Railway station in Shinshiro, Aichi Prefecture, Japan

Mikawa-Kawai Station (三河川合駅, Mikawa-Kawai-eki) is a railway station in the city of Shinshiro, Aichi Prefecture, Japan, operated by Central Japan Railway Company (JR Tōkai).

==Summary==
The area around Mikawagai Station in 1976. The station is located in the center left of the photo. Uren River is on the left and top of the photo.

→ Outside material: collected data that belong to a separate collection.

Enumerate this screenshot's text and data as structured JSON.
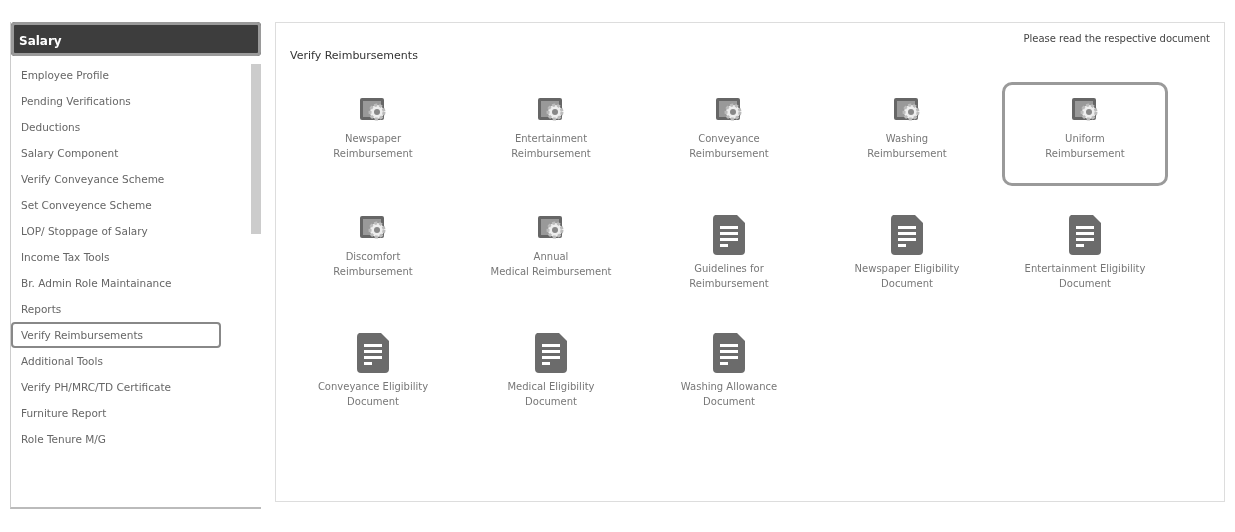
{
  "sidebar": {
    "header": {
      "label": "Salary",
      "highlighted": true
    },
    "items": [
      {
        "label": "Employee Profile",
        "selected": false
      },
      {
        "label": "Pending Verifications",
        "selected": false
      },
      {
        "label": "Deductions",
        "selected": false
      },
      {
        "label": "Salary Component",
        "selected": false
      },
      {
        "label": "Verify Conveyance Scheme",
        "selected": false
      },
      {
        "label": "Set Conveyence Scheme",
        "selected": false
      },
      {
        "label": "LOP/ Stoppage of Salary",
        "selected": false
      },
      {
        "label": "Income Tax Tools",
        "selected": false
      },
      {
        "label": "Br. Admin Role Maintainance",
        "selected": false
      },
      {
        "label": "Reports",
        "selected": false
      },
      {
        "label": "Verify Reimbursements",
        "selected": true
      },
      {
        "label": "Additional Tools",
        "selected": false
      },
      {
        "label": "Verify PH/MRC/TD Certificate",
        "selected": false
      },
      {
        "label": "Furniture Report",
        "selected": false
      },
      {
        "label": "Role Tenure M/G",
        "selected": false
      }
    ]
  },
  "main": {
    "title": "Verify Reimbursements",
    "note": "Please read the respective document",
    "tiles": [
      {
        "kind": "settings",
        "lines": [
          "Newspaper",
          "Reimbursement"
        ],
        "highlighted": false
      },
      {
        "kind": "settings",
        "lines": [
          "Entertainment",
          "Reimbursement"
        ],
        "highlighted": false
      },
      {
        "kind": "settings",
        "lines": [
          "Conveyance",
          "Reimbursement"
        ],
        "highlighted": false
      },
      {
        "kind": "settings",
        "lines": [
          "Washing",
          "Reimbursement"
        ],
        "highlighted": false
      },
      {
        "kind": "settings",
        "lines": [
          "Uniform",
          "Reimbursement"
        ],
        "highlighted": true
      },
      {
        "kind": "settings",
        "lines": [
          "Discomfort",
          "Reimbursement"
        ],
        "highlighted": false
      },
      {
        "kind": "settings",
        "lines": [
          "Annual",
          "Medical Reimbursement"
        ],
        "highlighted": false
      },
      {
        "kind": "document",
        "lines": [
          "Guidelines for",
          "Reimbursement"
        ],
        "highlighted": false
      },
      {
        "kind": "document",
        "lines": [
          "Newspaper Eligibility",
          "Document"
        ],
        "highlighted": false
      },
      {
        "kind": "document",
        "lines": [
          "Entertainment Eligibility",
          "Document"
        ],
        "highlighted": false
      },
      {
        "kind": "document",
        "lines": [
          "Conveyance Eligibility",
          "Document"
        ],
        "highlighted": false
      },
      {
        "kind": "document",
        "lines": [
          "Medical Eligibility",
          "Document"
        ],
        "highlighted": false
      },
      {
        "kind": "document",
        "lines": [
          "Washing Allowance",
          "Document"
        ],
        "highlighted": false
      }
    ]
  }
}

Based on maps and aerial images from the Ministry of Land, Infrastructure, Transport and Tourism of Japan.

Toei Station is an intermediate station on the Iida Line connecting Toyohashi Station (Aichi Prefecture) and Tatsuno Station (Nagano Prefecture). The station is located northeast of Shin-ichi City. At the time, it served as a transfer station, transporting building materials to the neighboring Uren Dam; now it is purely a passenger station.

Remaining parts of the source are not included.